Show $\sqrt[4]{2}$ on horizontal axis

Question

It is very basic question ,to show $\sqrt[2]{2}$ on $x$ axis .we do like below

but,how can we show $\sqrt[4]{2}$ on $x$ axis ?(like we do for $\sqrt2)$
I am thankful if you guide me .
$\bf{Remark}:$ may be a question for many people .

Answer 1

It's possible to repeatedly square root any constructible number. So far, you know how to construct the point located at $A(\sqrt 2, 0)$. Now construct the point $B(-1, 0)$ and connect the two points (note that they pass through the origin $O(0, 0)$). Construct a semi-circle above the $x$-axis whose diameter is $AB$ and let $C(0, k)$ be its $y$-intercept. We claim that $OC = k = \sqrt[4]{2}$.

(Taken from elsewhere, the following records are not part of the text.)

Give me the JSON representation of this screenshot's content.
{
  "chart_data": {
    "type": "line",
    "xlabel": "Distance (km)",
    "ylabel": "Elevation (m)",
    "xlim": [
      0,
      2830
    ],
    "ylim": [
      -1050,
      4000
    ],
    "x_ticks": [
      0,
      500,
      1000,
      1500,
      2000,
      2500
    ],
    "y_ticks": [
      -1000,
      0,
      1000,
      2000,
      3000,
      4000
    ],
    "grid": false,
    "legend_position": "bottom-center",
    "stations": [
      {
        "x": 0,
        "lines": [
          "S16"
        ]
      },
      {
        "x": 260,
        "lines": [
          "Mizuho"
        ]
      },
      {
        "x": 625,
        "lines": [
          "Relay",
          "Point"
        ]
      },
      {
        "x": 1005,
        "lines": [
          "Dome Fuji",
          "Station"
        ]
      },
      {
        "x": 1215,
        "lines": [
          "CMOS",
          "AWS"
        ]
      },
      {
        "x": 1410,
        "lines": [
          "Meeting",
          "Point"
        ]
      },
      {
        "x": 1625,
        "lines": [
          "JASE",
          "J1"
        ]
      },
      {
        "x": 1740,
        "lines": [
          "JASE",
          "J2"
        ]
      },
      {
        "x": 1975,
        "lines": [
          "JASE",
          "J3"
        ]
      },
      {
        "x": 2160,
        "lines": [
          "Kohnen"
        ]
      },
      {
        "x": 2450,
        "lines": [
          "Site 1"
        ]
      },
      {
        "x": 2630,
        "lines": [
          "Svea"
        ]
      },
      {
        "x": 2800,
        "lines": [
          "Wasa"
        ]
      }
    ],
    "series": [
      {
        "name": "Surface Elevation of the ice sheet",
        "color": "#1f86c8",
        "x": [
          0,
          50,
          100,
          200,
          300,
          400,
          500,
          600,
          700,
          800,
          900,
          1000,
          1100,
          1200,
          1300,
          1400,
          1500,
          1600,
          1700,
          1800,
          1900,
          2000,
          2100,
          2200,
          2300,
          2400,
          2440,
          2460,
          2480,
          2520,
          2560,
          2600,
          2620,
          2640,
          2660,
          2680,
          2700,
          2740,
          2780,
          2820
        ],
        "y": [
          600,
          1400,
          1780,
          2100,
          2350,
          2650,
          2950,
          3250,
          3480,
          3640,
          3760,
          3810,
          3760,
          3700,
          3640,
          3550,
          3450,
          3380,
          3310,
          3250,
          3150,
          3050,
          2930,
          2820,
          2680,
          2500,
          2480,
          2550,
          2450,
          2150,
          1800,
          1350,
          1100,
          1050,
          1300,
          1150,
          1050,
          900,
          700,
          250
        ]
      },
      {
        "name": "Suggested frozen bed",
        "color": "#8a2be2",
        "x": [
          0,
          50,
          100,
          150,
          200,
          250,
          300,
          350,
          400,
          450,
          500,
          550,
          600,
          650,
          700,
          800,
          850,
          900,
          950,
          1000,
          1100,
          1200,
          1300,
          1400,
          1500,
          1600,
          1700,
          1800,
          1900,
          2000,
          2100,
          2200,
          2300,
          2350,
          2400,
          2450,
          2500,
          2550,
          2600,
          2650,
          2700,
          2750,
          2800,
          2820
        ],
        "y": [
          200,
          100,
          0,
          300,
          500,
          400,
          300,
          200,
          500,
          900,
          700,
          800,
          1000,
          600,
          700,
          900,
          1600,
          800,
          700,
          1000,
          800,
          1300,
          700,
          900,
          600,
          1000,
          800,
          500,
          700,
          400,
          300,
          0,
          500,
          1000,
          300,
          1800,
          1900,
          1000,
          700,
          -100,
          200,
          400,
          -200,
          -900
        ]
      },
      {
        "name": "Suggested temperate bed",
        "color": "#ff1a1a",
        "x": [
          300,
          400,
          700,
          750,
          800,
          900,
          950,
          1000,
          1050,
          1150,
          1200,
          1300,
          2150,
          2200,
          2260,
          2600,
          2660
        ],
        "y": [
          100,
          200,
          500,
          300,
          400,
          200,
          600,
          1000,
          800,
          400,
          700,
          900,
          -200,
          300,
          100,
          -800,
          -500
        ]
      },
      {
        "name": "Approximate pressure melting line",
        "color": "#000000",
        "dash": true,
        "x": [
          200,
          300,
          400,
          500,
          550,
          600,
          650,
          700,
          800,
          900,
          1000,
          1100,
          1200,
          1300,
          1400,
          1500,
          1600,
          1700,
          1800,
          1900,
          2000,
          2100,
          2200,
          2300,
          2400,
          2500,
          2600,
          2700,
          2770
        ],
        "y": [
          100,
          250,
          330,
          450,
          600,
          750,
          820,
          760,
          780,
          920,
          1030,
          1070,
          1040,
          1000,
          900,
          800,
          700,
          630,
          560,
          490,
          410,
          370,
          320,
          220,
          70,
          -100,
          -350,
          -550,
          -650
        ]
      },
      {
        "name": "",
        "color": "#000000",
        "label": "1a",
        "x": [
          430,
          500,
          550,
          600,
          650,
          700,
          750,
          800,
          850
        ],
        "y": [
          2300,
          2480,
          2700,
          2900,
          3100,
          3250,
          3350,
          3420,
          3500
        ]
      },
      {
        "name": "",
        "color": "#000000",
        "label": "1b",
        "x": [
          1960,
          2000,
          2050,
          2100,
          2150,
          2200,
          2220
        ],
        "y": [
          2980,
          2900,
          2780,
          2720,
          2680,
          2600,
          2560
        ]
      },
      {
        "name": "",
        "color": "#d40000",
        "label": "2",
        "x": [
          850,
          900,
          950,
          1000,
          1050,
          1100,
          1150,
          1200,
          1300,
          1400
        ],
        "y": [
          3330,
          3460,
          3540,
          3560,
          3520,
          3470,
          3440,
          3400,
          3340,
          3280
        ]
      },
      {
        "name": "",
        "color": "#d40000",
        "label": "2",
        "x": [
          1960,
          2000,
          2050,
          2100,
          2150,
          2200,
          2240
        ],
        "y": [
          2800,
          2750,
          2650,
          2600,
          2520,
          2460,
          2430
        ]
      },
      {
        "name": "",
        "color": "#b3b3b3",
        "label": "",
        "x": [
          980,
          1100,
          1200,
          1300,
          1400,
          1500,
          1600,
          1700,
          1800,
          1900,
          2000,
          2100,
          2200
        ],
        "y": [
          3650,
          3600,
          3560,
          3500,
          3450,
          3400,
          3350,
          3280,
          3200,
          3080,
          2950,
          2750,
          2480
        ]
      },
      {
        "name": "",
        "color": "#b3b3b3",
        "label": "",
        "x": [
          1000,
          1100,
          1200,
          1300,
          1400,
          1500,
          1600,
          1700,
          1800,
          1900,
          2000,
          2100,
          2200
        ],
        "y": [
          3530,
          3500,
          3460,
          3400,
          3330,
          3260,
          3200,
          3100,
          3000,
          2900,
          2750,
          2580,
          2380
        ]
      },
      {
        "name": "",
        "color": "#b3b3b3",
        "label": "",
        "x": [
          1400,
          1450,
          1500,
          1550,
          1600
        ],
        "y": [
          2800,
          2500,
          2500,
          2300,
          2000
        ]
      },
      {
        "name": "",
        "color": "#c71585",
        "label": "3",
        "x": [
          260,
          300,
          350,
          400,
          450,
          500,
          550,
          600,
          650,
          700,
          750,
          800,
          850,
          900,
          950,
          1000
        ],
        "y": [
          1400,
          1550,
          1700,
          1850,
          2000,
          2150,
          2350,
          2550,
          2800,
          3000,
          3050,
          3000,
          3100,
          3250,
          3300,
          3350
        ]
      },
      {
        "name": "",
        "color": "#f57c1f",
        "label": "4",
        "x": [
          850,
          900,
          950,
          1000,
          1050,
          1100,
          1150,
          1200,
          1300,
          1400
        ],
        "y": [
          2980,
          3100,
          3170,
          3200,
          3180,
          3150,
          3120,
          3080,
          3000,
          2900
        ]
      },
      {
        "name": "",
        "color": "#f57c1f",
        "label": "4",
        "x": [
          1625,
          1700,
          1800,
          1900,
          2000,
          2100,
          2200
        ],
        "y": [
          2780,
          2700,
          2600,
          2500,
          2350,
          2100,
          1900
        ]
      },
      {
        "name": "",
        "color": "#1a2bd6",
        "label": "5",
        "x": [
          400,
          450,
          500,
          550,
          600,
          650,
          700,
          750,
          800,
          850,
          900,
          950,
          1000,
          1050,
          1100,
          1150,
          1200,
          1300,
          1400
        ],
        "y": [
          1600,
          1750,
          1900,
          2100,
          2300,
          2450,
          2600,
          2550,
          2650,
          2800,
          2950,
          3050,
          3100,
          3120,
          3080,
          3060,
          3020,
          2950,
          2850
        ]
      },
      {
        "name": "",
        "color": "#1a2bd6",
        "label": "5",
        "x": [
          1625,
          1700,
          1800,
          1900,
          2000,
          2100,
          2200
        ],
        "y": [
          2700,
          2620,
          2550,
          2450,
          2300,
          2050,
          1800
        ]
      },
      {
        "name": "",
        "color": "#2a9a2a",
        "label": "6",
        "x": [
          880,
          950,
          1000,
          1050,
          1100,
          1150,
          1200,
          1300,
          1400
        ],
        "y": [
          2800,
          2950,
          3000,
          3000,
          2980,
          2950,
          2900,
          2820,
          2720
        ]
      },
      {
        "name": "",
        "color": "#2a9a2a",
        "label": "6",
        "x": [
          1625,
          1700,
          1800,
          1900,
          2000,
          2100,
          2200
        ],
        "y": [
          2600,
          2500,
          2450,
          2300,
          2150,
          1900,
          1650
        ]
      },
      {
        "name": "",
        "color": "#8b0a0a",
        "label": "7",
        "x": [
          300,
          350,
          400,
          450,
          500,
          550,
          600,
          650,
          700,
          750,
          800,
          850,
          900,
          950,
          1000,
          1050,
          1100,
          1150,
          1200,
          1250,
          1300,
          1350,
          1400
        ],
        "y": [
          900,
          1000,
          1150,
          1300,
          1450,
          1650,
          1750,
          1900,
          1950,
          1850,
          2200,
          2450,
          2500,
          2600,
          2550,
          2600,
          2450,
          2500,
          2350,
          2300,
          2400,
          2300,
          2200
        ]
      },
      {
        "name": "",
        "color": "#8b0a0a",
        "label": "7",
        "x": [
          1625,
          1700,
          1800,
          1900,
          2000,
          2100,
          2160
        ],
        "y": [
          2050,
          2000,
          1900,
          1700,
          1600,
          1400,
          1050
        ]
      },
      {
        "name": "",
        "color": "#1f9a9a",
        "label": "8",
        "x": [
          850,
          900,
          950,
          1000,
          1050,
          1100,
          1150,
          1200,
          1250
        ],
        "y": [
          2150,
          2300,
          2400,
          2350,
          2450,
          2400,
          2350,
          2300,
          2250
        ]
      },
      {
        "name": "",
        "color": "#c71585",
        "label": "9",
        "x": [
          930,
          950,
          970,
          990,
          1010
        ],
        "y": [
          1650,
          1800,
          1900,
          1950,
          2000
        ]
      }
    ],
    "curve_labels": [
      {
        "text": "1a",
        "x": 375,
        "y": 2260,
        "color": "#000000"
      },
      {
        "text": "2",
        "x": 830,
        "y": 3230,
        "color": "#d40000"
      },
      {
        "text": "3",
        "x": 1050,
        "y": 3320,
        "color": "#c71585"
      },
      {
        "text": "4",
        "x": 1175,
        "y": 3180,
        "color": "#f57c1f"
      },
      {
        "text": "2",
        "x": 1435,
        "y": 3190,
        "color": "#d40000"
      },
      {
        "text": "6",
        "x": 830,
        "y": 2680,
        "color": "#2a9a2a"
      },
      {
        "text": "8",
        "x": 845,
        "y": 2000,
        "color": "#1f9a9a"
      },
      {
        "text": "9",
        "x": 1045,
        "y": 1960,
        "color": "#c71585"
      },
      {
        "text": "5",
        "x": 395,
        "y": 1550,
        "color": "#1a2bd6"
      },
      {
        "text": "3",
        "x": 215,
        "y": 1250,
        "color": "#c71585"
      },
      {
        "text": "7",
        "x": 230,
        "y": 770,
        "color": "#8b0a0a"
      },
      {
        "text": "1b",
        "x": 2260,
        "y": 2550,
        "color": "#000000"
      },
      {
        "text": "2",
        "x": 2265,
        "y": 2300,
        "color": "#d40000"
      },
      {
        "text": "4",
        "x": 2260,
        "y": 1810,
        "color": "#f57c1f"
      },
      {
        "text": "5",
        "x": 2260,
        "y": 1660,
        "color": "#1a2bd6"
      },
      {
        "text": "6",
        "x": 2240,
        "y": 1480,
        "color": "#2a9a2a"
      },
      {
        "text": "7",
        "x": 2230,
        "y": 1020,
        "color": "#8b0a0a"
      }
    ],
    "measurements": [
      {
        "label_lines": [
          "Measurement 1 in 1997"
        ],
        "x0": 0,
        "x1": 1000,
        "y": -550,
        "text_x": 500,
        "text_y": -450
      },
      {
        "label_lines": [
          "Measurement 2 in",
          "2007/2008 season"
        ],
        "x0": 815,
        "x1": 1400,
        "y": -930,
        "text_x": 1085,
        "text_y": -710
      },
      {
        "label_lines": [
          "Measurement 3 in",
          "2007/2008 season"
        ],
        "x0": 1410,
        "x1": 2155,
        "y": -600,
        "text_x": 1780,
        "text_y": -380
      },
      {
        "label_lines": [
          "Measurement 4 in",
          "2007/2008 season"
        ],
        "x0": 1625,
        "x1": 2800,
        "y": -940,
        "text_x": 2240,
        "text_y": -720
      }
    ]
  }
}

Indeed, observe that triangles $AOC$ and $COB$ are similar, so we have: $$ \frac{k}{1} = \frac{\sqrt 2}{k} \iff k^2 = \sqrt 2 \iff k = \sqrt[4]{2} $$

Answer 2

The following steps will work . . . \begin{align*} 1.\;\,&\text{Construct a segment of length$\,\sqrt{2}$.}\\[4pt] 2.\;\,&\text{Construct a segment $AB$ of length$\,\sqrt{2} + {\small{\frac{1}{4}}}$.}\\[4pt] 3.\;\,&\text{Construct a circle with $AB$ as a diameter.}\\[4pt] 4.\;\,&\text{Construct a point $P$ on $AB$ such that $PB$ has length$\,\sqrt{2} - {\small{\frac{1}{4}}}$.}\\[4pt] 5.\;\,&\text{Construct a circle with center $B$, and radius $BP$.}\\[4pt] 6.\;\,&\text{Let $C$ be one of the two points where the circles intersect.}\\[10pt] \end{align*} \begin{align*} \text{Then}\;\;|AC|^2 &= |AB|^2 - |BC|^2 \qquad\qquad\qquad\qquad\qquad\qquad\qquad\qquad\qquad\, \\[4pt] &=\left(\sqrt{2} + {\small{\frac{1}{4}}}\right)^2 -\left(\sqrt{2} - {\small{\frac{1}{4}}}\right)^2\\[4pt] &= \left(2+{\small{\frac{1}{2}}}\sqrt{2}+{\small{\frac{1}{16}}}\right) - \left(2-{\small{\frac{1}{2}}}\sqrt{2}+{\small{\frac{1}{16}}}\right)\\[4pt] &=\sqrt{2}\\[8pt] \text{hence}\;\;|AC|\;&= \sqrt[4]{2},\;\text{as required.}\\[4pt] \end{align*}